Page 8 of Beyond Reason

I start to fiddle with the ring on my finger. “You’re right. We shouldn’t make any decisions right now. I should let you rest. Are you hungry? Can I bring you a sandwich or anything?”

Instead of answering me, he points at my finger. “You’re still wearing your ring.”

I look at my hand and hold it up. “You mean my wedding ring? Of course, I’m still wearing it.”

He takes a step toward me. “So you’ve worn it the last seven years?”

He’s staring at me as if he’s anxious to hear my answer. “Of course. Since the day you put it on my finger, I’ve worn it.
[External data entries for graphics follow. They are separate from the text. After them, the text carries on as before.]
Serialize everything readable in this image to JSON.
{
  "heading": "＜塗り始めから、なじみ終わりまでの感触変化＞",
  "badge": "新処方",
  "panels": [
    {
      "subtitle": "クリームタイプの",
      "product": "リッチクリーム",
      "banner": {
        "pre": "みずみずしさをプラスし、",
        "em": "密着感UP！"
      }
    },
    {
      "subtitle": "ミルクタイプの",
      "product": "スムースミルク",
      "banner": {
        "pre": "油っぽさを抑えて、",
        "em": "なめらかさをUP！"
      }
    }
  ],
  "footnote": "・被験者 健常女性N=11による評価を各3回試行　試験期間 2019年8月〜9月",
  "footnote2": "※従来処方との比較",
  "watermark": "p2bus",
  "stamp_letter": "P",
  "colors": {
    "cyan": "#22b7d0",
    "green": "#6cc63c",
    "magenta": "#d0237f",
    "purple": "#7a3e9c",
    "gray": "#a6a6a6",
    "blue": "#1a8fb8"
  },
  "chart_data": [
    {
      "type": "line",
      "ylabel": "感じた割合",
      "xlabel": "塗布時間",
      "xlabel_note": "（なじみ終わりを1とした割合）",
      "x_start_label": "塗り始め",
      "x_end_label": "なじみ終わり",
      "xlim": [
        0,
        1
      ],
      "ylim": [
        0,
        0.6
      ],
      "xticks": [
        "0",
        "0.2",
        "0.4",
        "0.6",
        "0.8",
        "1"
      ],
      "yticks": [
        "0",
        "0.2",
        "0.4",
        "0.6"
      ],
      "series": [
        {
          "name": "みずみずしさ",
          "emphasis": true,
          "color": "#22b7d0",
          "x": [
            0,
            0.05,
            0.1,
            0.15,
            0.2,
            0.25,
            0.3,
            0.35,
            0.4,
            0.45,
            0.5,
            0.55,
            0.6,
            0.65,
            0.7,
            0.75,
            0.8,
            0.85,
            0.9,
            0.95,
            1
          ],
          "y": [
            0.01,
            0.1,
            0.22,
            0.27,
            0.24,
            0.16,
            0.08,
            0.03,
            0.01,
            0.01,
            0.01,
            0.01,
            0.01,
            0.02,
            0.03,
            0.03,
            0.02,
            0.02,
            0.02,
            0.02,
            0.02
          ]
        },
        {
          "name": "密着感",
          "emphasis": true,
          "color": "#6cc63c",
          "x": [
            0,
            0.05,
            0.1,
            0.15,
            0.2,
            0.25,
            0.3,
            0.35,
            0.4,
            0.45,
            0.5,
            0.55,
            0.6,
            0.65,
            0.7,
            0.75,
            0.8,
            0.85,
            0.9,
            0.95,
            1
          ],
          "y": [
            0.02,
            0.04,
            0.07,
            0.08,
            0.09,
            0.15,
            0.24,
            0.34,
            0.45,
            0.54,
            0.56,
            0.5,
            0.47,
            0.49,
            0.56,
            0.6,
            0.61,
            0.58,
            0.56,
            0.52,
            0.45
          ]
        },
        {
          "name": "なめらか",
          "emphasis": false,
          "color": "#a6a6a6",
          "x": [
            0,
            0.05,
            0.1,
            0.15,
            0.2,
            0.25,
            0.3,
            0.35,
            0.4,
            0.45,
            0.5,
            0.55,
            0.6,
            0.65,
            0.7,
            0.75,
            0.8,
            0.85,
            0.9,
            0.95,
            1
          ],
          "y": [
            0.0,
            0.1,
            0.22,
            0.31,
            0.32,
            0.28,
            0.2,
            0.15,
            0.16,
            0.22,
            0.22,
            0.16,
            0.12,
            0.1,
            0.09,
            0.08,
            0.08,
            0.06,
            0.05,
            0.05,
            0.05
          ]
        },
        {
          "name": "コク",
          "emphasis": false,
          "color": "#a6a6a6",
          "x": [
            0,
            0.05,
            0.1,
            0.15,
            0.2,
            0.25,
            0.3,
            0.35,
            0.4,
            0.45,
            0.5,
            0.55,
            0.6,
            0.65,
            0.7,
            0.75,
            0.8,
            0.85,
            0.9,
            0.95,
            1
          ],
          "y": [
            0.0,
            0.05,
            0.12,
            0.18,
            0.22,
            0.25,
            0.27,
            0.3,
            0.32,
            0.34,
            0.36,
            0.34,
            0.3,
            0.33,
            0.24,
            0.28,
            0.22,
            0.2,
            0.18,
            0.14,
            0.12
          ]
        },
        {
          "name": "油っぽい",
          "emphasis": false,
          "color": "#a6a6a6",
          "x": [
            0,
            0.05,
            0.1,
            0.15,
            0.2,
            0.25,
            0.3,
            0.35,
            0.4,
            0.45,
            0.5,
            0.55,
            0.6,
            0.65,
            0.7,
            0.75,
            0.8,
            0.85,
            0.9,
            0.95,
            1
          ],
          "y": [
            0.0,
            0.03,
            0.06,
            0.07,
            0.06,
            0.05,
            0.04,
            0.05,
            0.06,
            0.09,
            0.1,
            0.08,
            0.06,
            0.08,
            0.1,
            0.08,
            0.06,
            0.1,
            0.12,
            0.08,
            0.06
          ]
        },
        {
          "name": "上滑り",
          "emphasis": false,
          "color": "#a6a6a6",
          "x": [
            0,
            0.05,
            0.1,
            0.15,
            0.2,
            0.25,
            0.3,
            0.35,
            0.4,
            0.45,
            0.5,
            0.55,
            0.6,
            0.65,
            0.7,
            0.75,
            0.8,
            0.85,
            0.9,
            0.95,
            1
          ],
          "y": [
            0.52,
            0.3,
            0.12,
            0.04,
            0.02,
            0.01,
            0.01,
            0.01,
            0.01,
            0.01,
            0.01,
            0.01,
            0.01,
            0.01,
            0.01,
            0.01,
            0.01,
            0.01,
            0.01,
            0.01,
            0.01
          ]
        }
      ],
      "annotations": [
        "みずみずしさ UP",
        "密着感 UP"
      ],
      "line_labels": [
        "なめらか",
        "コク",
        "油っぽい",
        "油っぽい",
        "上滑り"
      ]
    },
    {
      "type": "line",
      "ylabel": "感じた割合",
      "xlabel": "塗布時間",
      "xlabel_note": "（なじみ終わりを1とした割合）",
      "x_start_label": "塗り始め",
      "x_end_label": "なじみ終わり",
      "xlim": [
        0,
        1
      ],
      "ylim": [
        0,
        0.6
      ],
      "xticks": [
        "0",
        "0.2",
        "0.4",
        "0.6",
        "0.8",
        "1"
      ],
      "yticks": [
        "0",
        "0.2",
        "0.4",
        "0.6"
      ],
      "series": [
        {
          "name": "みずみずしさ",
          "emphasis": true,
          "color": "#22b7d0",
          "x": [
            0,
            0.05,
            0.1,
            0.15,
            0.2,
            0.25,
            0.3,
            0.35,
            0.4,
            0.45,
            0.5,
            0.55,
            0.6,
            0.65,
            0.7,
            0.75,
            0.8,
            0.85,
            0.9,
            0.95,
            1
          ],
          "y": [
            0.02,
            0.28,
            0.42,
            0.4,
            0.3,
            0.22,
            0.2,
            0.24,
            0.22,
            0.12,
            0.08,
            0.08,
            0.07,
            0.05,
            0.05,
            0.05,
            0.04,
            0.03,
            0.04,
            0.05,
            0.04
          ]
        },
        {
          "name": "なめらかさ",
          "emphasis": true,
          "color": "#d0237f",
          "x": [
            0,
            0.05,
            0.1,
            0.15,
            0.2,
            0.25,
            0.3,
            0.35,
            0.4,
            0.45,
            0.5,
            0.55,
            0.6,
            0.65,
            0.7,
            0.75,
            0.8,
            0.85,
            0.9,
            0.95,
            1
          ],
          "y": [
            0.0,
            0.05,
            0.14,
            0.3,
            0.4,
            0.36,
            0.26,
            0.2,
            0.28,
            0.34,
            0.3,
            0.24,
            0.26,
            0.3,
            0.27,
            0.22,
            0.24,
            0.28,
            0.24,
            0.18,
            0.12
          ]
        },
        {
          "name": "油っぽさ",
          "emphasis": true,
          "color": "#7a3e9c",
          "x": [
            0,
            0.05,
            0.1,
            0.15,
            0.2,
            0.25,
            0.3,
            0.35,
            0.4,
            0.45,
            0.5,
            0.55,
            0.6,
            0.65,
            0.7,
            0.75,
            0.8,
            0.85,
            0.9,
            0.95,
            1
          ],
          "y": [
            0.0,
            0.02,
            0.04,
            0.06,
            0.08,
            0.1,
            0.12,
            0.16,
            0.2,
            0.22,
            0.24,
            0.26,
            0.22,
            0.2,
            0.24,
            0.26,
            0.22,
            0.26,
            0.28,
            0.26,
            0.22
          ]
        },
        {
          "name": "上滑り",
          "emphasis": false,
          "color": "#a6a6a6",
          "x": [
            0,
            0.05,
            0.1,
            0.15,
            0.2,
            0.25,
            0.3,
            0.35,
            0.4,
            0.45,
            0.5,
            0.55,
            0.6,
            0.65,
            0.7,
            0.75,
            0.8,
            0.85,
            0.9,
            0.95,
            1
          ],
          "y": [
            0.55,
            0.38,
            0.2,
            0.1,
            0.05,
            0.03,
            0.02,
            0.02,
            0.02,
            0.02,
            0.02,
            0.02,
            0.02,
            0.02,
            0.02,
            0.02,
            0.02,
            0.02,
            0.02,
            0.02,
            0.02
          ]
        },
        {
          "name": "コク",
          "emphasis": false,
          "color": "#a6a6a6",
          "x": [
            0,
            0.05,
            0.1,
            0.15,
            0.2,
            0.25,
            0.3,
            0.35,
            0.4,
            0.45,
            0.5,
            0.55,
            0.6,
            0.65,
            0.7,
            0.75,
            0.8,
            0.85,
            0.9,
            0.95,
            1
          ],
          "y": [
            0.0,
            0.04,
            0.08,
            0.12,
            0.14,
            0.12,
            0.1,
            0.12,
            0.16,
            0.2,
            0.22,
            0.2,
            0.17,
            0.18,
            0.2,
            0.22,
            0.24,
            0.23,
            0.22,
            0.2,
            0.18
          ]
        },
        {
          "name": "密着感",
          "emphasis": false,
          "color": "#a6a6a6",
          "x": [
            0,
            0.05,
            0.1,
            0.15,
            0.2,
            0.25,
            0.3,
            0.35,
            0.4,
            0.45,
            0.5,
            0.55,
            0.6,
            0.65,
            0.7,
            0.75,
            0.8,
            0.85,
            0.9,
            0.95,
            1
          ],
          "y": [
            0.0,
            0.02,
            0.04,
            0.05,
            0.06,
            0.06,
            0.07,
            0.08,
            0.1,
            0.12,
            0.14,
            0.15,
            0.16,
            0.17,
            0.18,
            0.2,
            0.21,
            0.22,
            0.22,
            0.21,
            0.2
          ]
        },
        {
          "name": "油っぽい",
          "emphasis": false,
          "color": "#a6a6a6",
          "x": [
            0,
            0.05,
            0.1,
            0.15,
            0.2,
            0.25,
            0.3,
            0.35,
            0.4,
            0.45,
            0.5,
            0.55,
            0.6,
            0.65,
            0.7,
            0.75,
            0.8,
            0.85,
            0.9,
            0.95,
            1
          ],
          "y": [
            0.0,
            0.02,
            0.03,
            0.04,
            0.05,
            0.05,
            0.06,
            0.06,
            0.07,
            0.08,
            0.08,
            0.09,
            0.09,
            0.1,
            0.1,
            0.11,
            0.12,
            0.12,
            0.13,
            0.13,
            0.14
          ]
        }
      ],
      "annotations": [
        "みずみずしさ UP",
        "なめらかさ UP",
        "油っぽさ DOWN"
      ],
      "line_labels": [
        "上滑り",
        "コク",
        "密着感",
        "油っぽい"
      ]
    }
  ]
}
Well, except the time I hit my hand with a hammer and it was starting to swell so I took it off, but that was just for a few days.”

By the time I’ve finished talking, Grant has moved toward me and grabbed my hand and is now holding it up to inspect it. He strokes his finger along it and stares at my ring, and that’s when I notice it. I don’t even try to hold back my gasp. “You uh, you have your ring on too.”

He nods his head. “Yeah, I haven’t taken it off either. Can I ask you something, Jane?”

I nod my head, and he asks something I never thought my husband would ask me. “Have you been dating?”

I jerk my hand away from him and step back. Stunned, I shake my head. “Really? I know we don’t know each other well, but surely you know me well enough to know that I wouldn’t cheat on you. You’re my husband…”

When my voice trails off, he holds his hands up. “I know. I know. But this really isn’t a conventional marriage, and it’s been seven years. I just thought…”

Pain like nothing I’ve felt before crushes in my chest. “Wait… so you’re saying...”

I stop, clutch my hand to my chest, and start to walk toward the bedroom door. I know I’m being ridiculous. He’s right. We’ve been married seven years, and besides the brief kiss he gave me in front of the justice of the peace, we’ve had literally no intimacy whatsoever. I can’t hide the hurt, so walking away is the only option. I was a fool.

“Jane, stop. Where are you going?”

Without looking at him, I say, “I’m going to let you rest.”

His hand goes to my shoulder, and he stops me from leaving. “Look at me.”

CHAPTER5

GRANT

This is going too fast,but I see no way in slowing it down. I thought I’d have days to get myself together, but already I can see everything coming to a head. I shouldn’t have asked, but I also knew that the first opening I had, I wouldn’t be able to stop myself. This has been on my mind for the last seven years, and I haven't had the balls to ask her before now. And now she’s telling me that since the day we said I do, she hasn’t been with another man.

She doesn’t turn to look at me, but at least she’s no longer trying to escape. My voice is husky and filled with emotion. “Honey.”

I move to stand beside her. “Look at me.”

She raises her head and looks at me through hooded eyes. It takes everything in me to not lean down and kiss her. “Tell me what you’re thinking.”

She shakes her head, but it doesn’t hide the pain reflected back at me in her eyes. “It doesn’t matter, Grant.”

I put my finger on her chin and tilt it up. “Everything about you matters. Tell me what’s wrong.”

She takes a step back and puts distance between us. “It’s nothing.”

I give her a soft smile. “Can I talk to you for a minute?”

She nods, and I look back at the bed. Talking here is probably not a good idea, so I point down the hallway. “Want to talk in the living room?”

She nods and disappears out the door. I follow behind her, and when she sits down on the couch, I sit on the coffee table in front of her. She has her hands held together in front of her, and she’s staring at her fingers.

I wrap both of my hands around hers. “When we got married seven years ago, I didn’t really think things through…”

She tenses and tries to pull from me, but I’m not letting her go. “No, listen to me, Jane. Let me just get this out.”

She nods her head, and I start to ramble. “I married you because I couldn’t leave you. Your brother was my best friend, but it’s more than that. I wanted—I needed—to know you were going to be okay. I thought I could leave you here in my house and go on about my life, but I couldn’t. You’re all I’ve thought about.”